Menurutnya, kasus itu belum masuk masa kedaluwarsa apabila merujuk pada ketentuan KUHAP baru yang disahkan 2025 lalu. Ia menyebut kekerasan yang terjadi padanya terjadi di depan kampus Universitas Negeri Makassar (UNM).

Jurnalis Indonesia memprotes kekerasan

Sumber gambar, Tubagus Aditya Irawan/Pacific Press/LightRocket via Getty Images

Keterangan gambar, Puluhan jurnalis Indonesia menggelar aksi protes di depan gedung Kantor Kementerian Koordinator Politik, Hukum, dan Keamanan di Jalan Medan Merdeka Barat pada 25 Agustus 2016.

"Sebenarnya KUHAP yang baru itu memberikan titik terang bagi teman-teman penyintas kayak saya, yang kasusnya tidak ada kejelasan dari pihak kepolisian, karena tidak diselesaikan ini akan menjadi preseden buruk kedepannya," kata Iqbal.

Pada peristiwa 2014, Iqbal, yang saat itu meliput untuk Tempo, beserta dua jurnalis dari media lainnya, melaporkan mengalami dugaan tindak kekerasan aparat saat meliput demo di UNM.

Menurut catatan AJI Makassar, terduga pelaku polisi disebut melakukan tindak kekerasan fisik, serta merampas alat peliputan milik jurnalis.

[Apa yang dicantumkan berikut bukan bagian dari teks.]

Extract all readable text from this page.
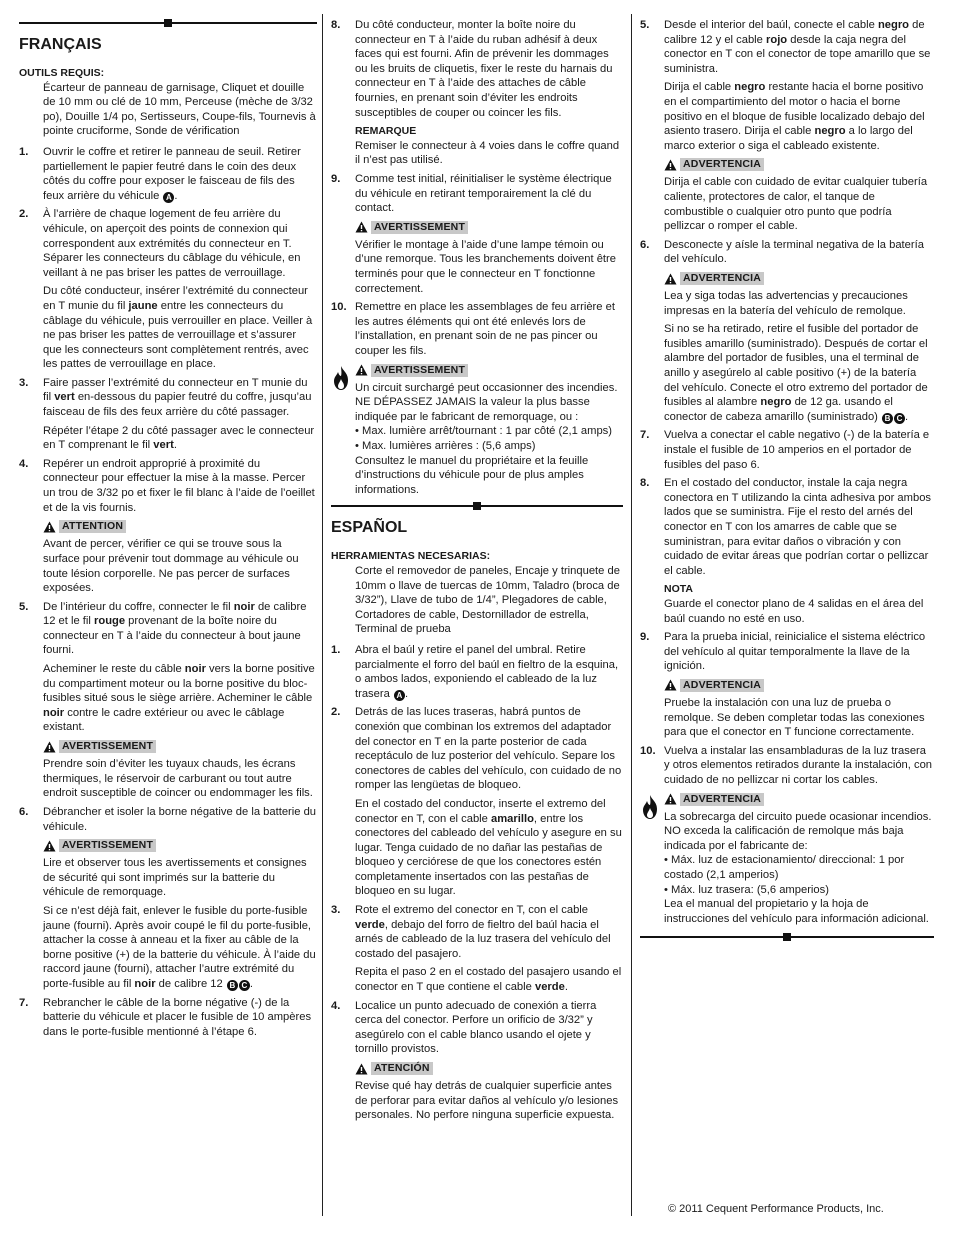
FRANÇAIS
OUTILS REQUIS:
Écarteur de panneau de garnisage, Cliquet et douille de 10 mm ou clé de 10 mm, Perceuse (mèche de 3/32 po), Douille 1/4 po, Sertisseurs, Coupe-fils, Tournevis à pointe cruciforme, Sonde de vérification
1. Ouvrir le coffre et retirer le panneau de seuil. Retirer partiellement le papier feutré dans le coin des deux côtés du coffre pour exposer le faisceau de fils des feux arrière du véhicule A .
2. À l’arrière de chaque logement de feu arrière du véhicule, on aperçoit des points de connexion qui correspondent aux extrémités du connecteur en T. Séparer les connecteurs du câblage du véhicule, en veillant à ne pas briser les pattes de verrouillage.
Du côté conducteur, insérer l’extrémité du connecteur en T munie du fil jaune entre les connecteurs du câblage du véhicule, puis verrouiller en place. Veiller à ne pas briser les pattes de verrouillage et s’assurer que les connecteurs sont complètement rentrés, avec les pattes de verrouillage en place.
3. Faire passer l’extrémité du connecteur en T munie du fil vert en-dessous du papier feutré du coffre, jusqu’au faisceau de fils des feux arrière du côté passager.
Répéter l’étape 2 du côté passager avec le connecteur en T comprenant le fil vert.
4. Repérer un endroit approprié à proximité du connecteur pour effectuer la mise à la masse. Percer un trou de 3/32 po et fixer le fil blanc à l’aide de l’oeillet et de la vis fournis.
ATTENTION
Avant de percer, vérifier ce qui se trouve sous la surface pour prévenir tout dommage au véhicule ou toute lésion corporelle. Ne pas percer de surfaces exposées.
5. De l’intérieur du coffre, connecter le fil noir de calibre 12 et le fil rouge provenant de la boîte noire du connecteur en T à l’aide du connecteur à bout jaune fourni.
Acheminer le reste du câble noir vers la borne positive du compartiment moteur ou la borne positive du bloc-fusibles situé sous le siège arrière. Acheminer le câble noir contre le cadre extérieur ou avec le câblage existant.
AVERTISSEMENT
Prendre soin d’éviter les tuyaux chauds, les écrans thermiques, le réservoir de carburant ou tout autre endroit susceptible de coincer ou endommager les fils.
6. Débrancher et isoler la borne négative de la batterie du véhicule.
AVERTISSEMENT
Lire et observer tous les avertissements et consignes de sécurité qui sont imprimés sur la batterie du véhicule de remorquage.
Si ce n’est déjà fait, enlever le fusible du porte-fusible jaune (fourni). Après avoir coupé le fil du porte-fusible, attacher la cosse à anneau et la fixer au câble de la borne positive (+) de la batterie du véhicule. À l’aide du raccord jaune (fourni), attacher l’autre extrémité du porte-fusible au fil noir de calibre 12 B C .
7. Rebrancher le câble de la borne négative (-) de la batterie du véhicule et placer le fusible de 10 ampères dans le porte-fusible mentionné à l’étape 6.
8. Du côté conducteur, monter la boîte noire du connecteur en T à l’aide du ruban adhésif à deux faces qui est fourni. Afin de prévenir les dommages ou les bruits de cliquetis, fixer le reste du harnais du connecteur en T à l’aide des attaches de câble fournies, en prenant soin d’éviter les endroits susceptibles de couper ou coincer les fils.
REMARQUE
Remiser le connecteur à 4 voies dans le coffre quand il n’est pas utilisé.
9. Comme test initial, réinitialiser le système électrique du véhicule en retirant temporairement la clé du contact.
AVERTISSEMENT
Vérifier le montage à l’aide d’une lampe témoin ou d’une remorque. Tous les branchements doivent être terminés pour que le connecteur en T fonctionne correctement.
10. Remettre en place les assemblages de feu arrière et les autres éléments qui ont été enlevés lors de l’installation, en prenant soin de ne pas pincer ou couper les fils.
AVERTISSEMENT
Un circuit surchargé peut occasionner des incendies.
NE DÉPASSEZ JAMAIS la valeur la plus basse indiquée par le fabricant de remorquage, ou :
• Max. lumière arrêt/tournant : 1 par côté (2,1 amps)
• Max. lumières arrières : (5,6 amps)
Consultez le manuel du propriétaire et la feuille d’instructions du véhicule pour de plus amples informations.
ESPAÑOL
HERRAMIENTAS NECESARIAS:
Corte el removedor de paneles, Encaje y trinquete de 10mm o llave de tuercas de 10mm, Taladro (broca de 3/32”), Llave de tubo de 1/4”, Plegadores de cable, Cortadores de cable, Destornillador de estrella, Terminal de prueba
1. Abra el baúl y retire el panel del umbral. Retire parcialmente el forro del baúl en fieltro de la esquina, o ambos lados, exponiendo el cableado de la luz trasera A .
2. Detrás de las luces traseras, habrá puntos de conexión que combinan los extremos del adaptador del conector en T en la parte posterior de cada receptáculo de luz posterior del vehículo. Separe los conectores de cables del vehículo, con cuidado de no romper las lengüetas de bloqueo.
En el costado del conductor, inserte el extremo del conector en T, con el cable amarillo, entre los conectores del cableado del vehículo y asegure en su lugar. Tenga cuidado de no dañar las pestañas de bloqueo y cerciórese de que los conectores estén completamente insertados con las pestañas de bloqueo en su lugar.
3. Rote el extremo del conector en T, con el cable verde, debajo del forro de fieltro del baúl hacia el arnés de cableado de la luz trasera del vehículo del costado del pasajero.
Repita el paso 2 en el costado del pasajero usando el conector en T que contiene el cable verde.
4. Localice un punto adecuado de conexión a tierra cerca del conector. Perfore un orificio de 3/32” y asegúrelo con el cable blanco usando el ojete y tornillo provistos.
ATENCIÓN
Revise qué hay detrás de cualquier superficie antes de perforar para evitar daños al vehículo y/o lesiones personales. No perfore ninguna superficie expuesta.
5. Desde el interior del baúl, conecte el cable negro de calibre 12 y el cable rojo desde la caja negra del conector en T con el conector de tope amarillo que se suministra.
Dirija el cable negro restante hacia el borne positivo en el compartimiento del motor o hacia el borne positivo en el bloque de fusible localizado debajo del asiento trasero. Dirija el cable negro a lo largo del marco exterior o siga el cableado existente.
ADVERTENCIA
Dirija el cable con cuidado de evitar cualquier tubería caliente, protectores de calor, el tanque de combustible o cualquier otro punto que podría pellizcar o romper el cable.
6. Desconecte y aísle la terminal negativa de la batería del vehículo.
ADVERTENCIA
Lea y siga todas las advertencias y precauciones impresas en la batería del vehículo de remolque.
Si no se ha retirado, retire el fusible del portador de fusibles amarillo (suministrado). Después de cortar el alambre del portador de fusibles, una el terminal de anillo y asegúrelo al cable positivo (+) de la batería del vehículo. Conecte el otro extremo del portador de fusibles al alambre negro de 12 ga. usando el conector de cabeza amarillo (suministrado) B C .
7. Vuelva a conectar el cable negativo (-) de la batería e instale el fusible de 10 amperios en el portador de fusibles del paso 6.
8. En el costado del conductor, instale la caja negra conectora en T utilizando la cinta adhesiva por ambos lados que se suministra. Fije el resto del arnés del conector en T con los amarres de cable que se suministran, para evitar daños o vibración y con cuidado de evitar áreas que podrían cortar o pellizcar el cable.
NOTA
Guarde el conector plano de 4 salidas en el área del baúl cuando no esté en uso.
9. Para la prueba inicial, reinicialice el sistema eléctrico del vehículo al quitar temporalmente la llave de la ignición.
ADVERTENCIA
Pruebe la instalación con una luz de prueba o remolque. Se deben completar todas las conexiones para que el conector en T funcione correctamente.
10. Vuelva a instalar las ensambladuras de la luz trasera y otros elementos retirados durante la instalación, con cuidado de no pellizcar ni cortar los cables.
ADVERTENCIA
La sobrecarga del circuito puede ocasionar incendios.
NO exceda la calificación de remolque más baja indicada por el fabricante de:
• Máx. luz de estacionamiento/ direccional: 1 por costado (2,1 amperios)
• Máx. luz trasera: (5,6 amperios)
Lea el manual del propietario y la hoja de instrucciones del vehículo para información adicional.
© 2011 Cequent Performance Products, Inc.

Kasus tersebut sebenarnya sempat diproses. Sebanyak dua polisi dari Brimob Polda Sulsel ditetapkan sebagai pelaku kekerasan. Namun seiring berjalannya waktu, proses hukum kasus tersebut tak berlanjut dan tidak pernah ada pelimpahan berkas ke pengadilan.

Iqbal mengaku sangat kecewa kepada kepolisian jajaran Polda Sulsel. Sebab, saat itu, dia, yang didampingi langsung oleh pengacara yang ditunjuk perusahaan media tempatnya bekerja, tidak pernah mendapatkan update kelanjutan kasus dari polisi yang menangani perkara.

"Tapi saya masih berharap kasus saya ini dibuka lagi seperti kasusnya Darwin, berlanjut P21, bahkan sampai ke persidangan," ungkap Iqbal.